Liebe Mama freue dich, denn zum Glück hast du ja mich

Jedes Jahr am zweiten Sonntag im Mai feiern wir den Muttertag. Den Ursprung dieses Feiertages findet man in der Antike. In Österreich wird er erst seit 1924 zelebriert.

09.05.2024

Die Zeit vor dem Muttertag wird noch fleißig gebastelt, gemalt und gedichtet. (Foto: Konstantin Yuganov – stock.adobe.com)


Am kommenden Sonntag ist Muttertag, und jeder weiß, was das bedeutet. In der Früh emsiges Treiben in der Küche, wenn kleine Kinderhände ein festliches Frühstück vorbereiten. Dann noch schnell eine Runde ums Haus, um ein paar Blümchen für die Tischdeko zu pflücken und schließlich folgt schon der große Auftritt: Das Muttertagsgedicht wird vorgetragen und Mütterherzen schlagen höher.

So ist zumindest der Ablauf, solange die Kinder noch klein sind. Mütter von Teenager-Kindern müssten manchmal wohl zu lange aufs Frühstück warten, in diesen Fällen verläuft der Muttertag oft etwas anders. Eines ist aber hoffentlich an diesem Tag in jeder Familie zu spüren: Die Wertschätzung den Müttern gegenüber. 

Geschichte eines besonderen Feiertages

Der Ursprung des Muttertages liegt in der Antike. Er geht auf die alten Griechen zurück, die mit einem Fest zu Ehren von Rhea, der Mutter von Zeus, den Mutterkult pflegten. Der Muttertag, wie wir ihn heute kennen, wurde von der englischen und US-amerikanischen Frauenbewegung geprägt. Im Jahr 1865 gründete die US-Amerikanerin Ann Maria Reeses Jarvis eine Mütterbewegung mit dem Namen „Mothers Friendships-Day“. Hier wurde den Müttern eine Möglichkeit geboten, sich zu unterschiedlichen Themen auszutauschen. Als Schöpferin des Muttertages gilt die Tochter von Ann Maria Reeses Jarvis. Ihr war es nach dem Tod ihrer Mutter ein großes Anliegen, dass Mütter noch zu Lebzeiten geehrt werden. Zwei Jahre nach dem Todestag ihrer Mutter feierte sie einen Gedenkgottesdienst für sie. Dabei trug sie dem Pfarrer auf, in seiner Predigt besonders auf die Rolle der Mütter in der Gesellschaft einzugehen. Ein Jahr später gab es eine ähnliche Andacht, die allerdings allen Müttern gewidmet war. Schnell entwickelte sich daraus eine Tradition und Jarvis verfolgte das Ziel, einen offiziellen Muttertag zu schaffen. Ihr Engagement zahlte sich aus, im Jahr 1909 wurde bereits in 45 Staaten der USA diese Tradition gefeiert. 1914 wurde der Muttertag vom US-Kongress für den zweiten Sonntag des Monats Mai festgelegt und galt somit als nationaler Feiertag. 

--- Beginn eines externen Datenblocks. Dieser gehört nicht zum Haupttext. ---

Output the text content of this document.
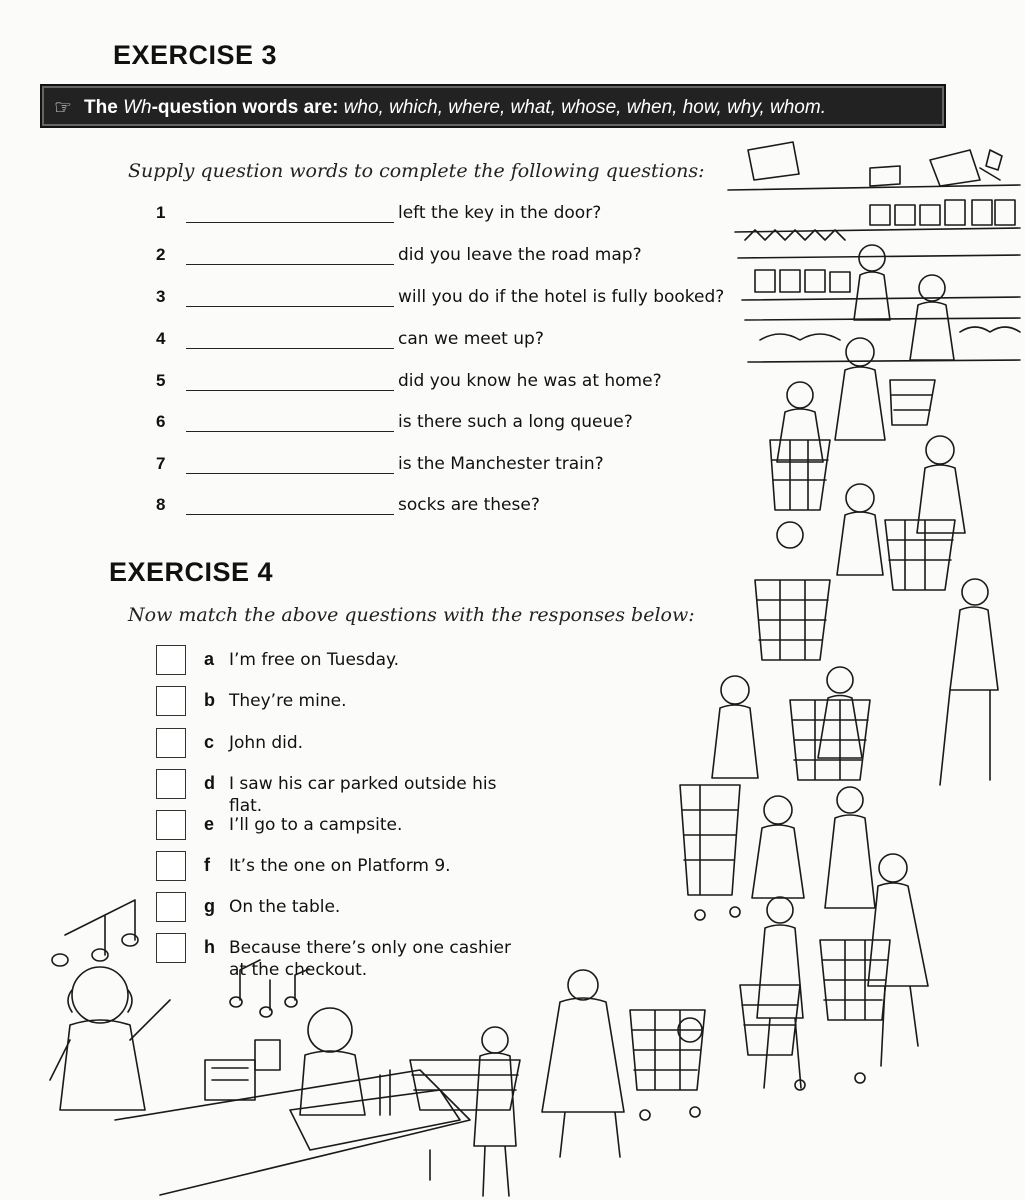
EXERCISE 3
☞ The Wh-question words are: who, which, where, what, whose, when, how, why, whom.
Supply question words to complete the following questions:
1	left the key in the door?
2	did you leave the road map?
3	will you do if the hotel is fully booked?
4	can we meet up?
5	did you know he was at home?
6	is there such a long queue?
7	is the Manchester train?
8	socks are these?
EXERCISE 4
Now match the above questions with the responses below:
a I’m free on Tuesday.
b They’re mine.
c John did.
d I saw his car parked outside his flat.
e I’ll go to a campsite.
f It’s the one on Platform 9.
g On the table.
h Because there’s only one cashier at the checkout.
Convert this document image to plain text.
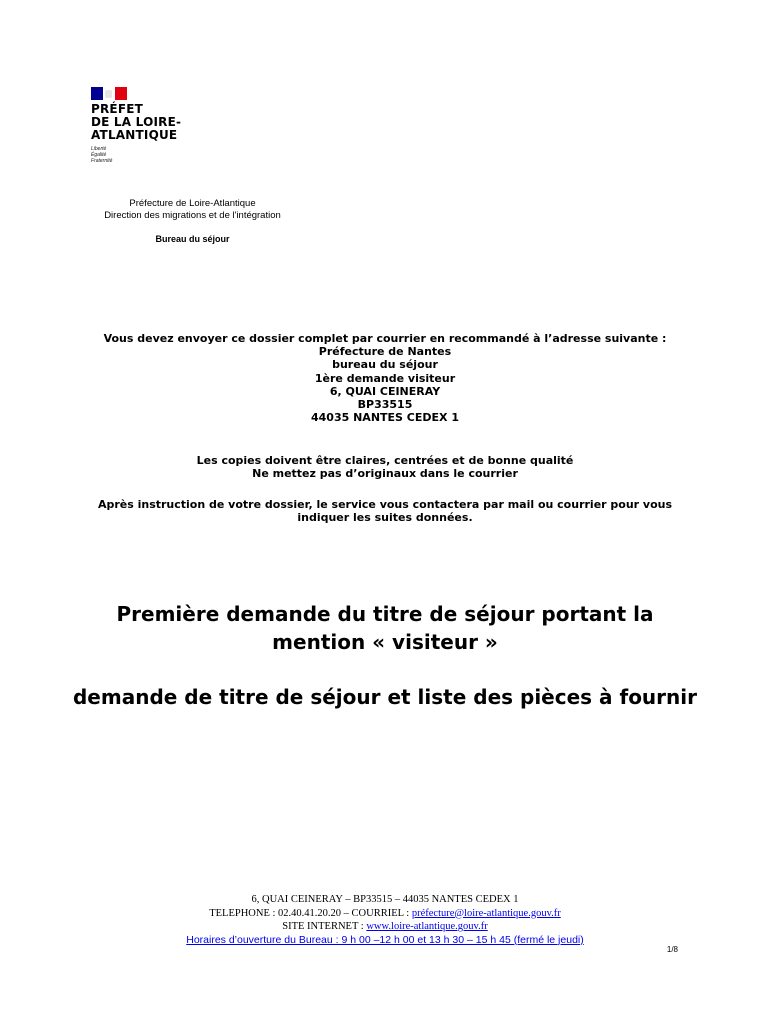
PRÉFET
DE LA LOIRE-
ATLANTIQUE
Liberté
Égalité
Fraternité
Préfecture de Loire-Atlantique
Direction des migrations et de l'intégration
Bureau du séjour
Vous devez envoyer ce dossier complet par courrier en recommandé à l’adresse suivante :
Préfecture de Nantes
bureau du séjour
1ère demande visiteur
6, QUAI CEINERAY
BP33515
44035 NANTES CEDEX 1
Les copies doivent être claires, centrées et de bonne qualité
Ne mettez pas d’originaux dans le courrier
Après instruction de votre dossier, le service vous contactera par mail ou courrier pour vous
indiquer les suites données.
Première demande du titre de séjour portant la
mention « visiteur »
demande de titre de séjour et liste des pièces à fournir
6, QUAI CEINERAY – BP33515 – 44035 NANTES CEDEX 1
TELEPHONE : 02.40.41.20.20 – COURRIEL : préfecture@loire-atlantique.gouv.fr
SITE INTERNET : www.loire-atlantique.gouv.fr
Horaires d’ouverture du Bureau : 9 h 00 –12 h 00 et 13 h 30 – 15 h 45 (fermé le jeudi)
1/8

Nicht nur in Amerika, sondern weltweit fand die Idee, Mütter mit einem besonderen Tag zu ehren, großen Anklang. In Großbritannien wurde das Konzept dieses Feiertages schnell angenommen, von dort aus breitete sich der Muttertag bald über ganz Europa aus. 1924 wurde schließlich auch in Österreich der Muttertag gefeiert. Marianne Hainisch, Begründerin und Führerin der Frauenbewegung in Österreich, gilt hier als Initiatorin für die Verbreitung des Muttertages. 

Wo wird wann der Muttertag gefeiert?

In einigen Ländern wird der Muttertag, so wie in Österreich, am zweiten Sonntag im Mai gefeiert. So z. B. auch in Deutschland, Dänemark, Italien, Griechenland, Belgien, Türkei, Australien, Brasilien, China, Südafrika, Singapur, Japan, Philippinen, USA und Kanada. In Griechenland wird an diesem Tag das gesamte Haus mit Blumen geschmückt, gefeiert wird bei einem Stück traditionellem Honigkuchen. In Japan werden rote Nelken als Zeichen der Dankbarkeit und der reinen Liebe verschenkt.
In Frankreich, der Dominikanischen Republik, in Marokko und Mauritius ist der Muttertag am letzten Sonntag im Mai.
In Guatemala und Mexiko findet der Muttertag am 10. Mai statt. Dort werden die Mütter mit Liedern oder einer typisch mexikanischen Mariachi-Band von der ganzen Familie verehrt. Zu den beliebtesten Muttertagsgeschenken zählt die Grußkarte.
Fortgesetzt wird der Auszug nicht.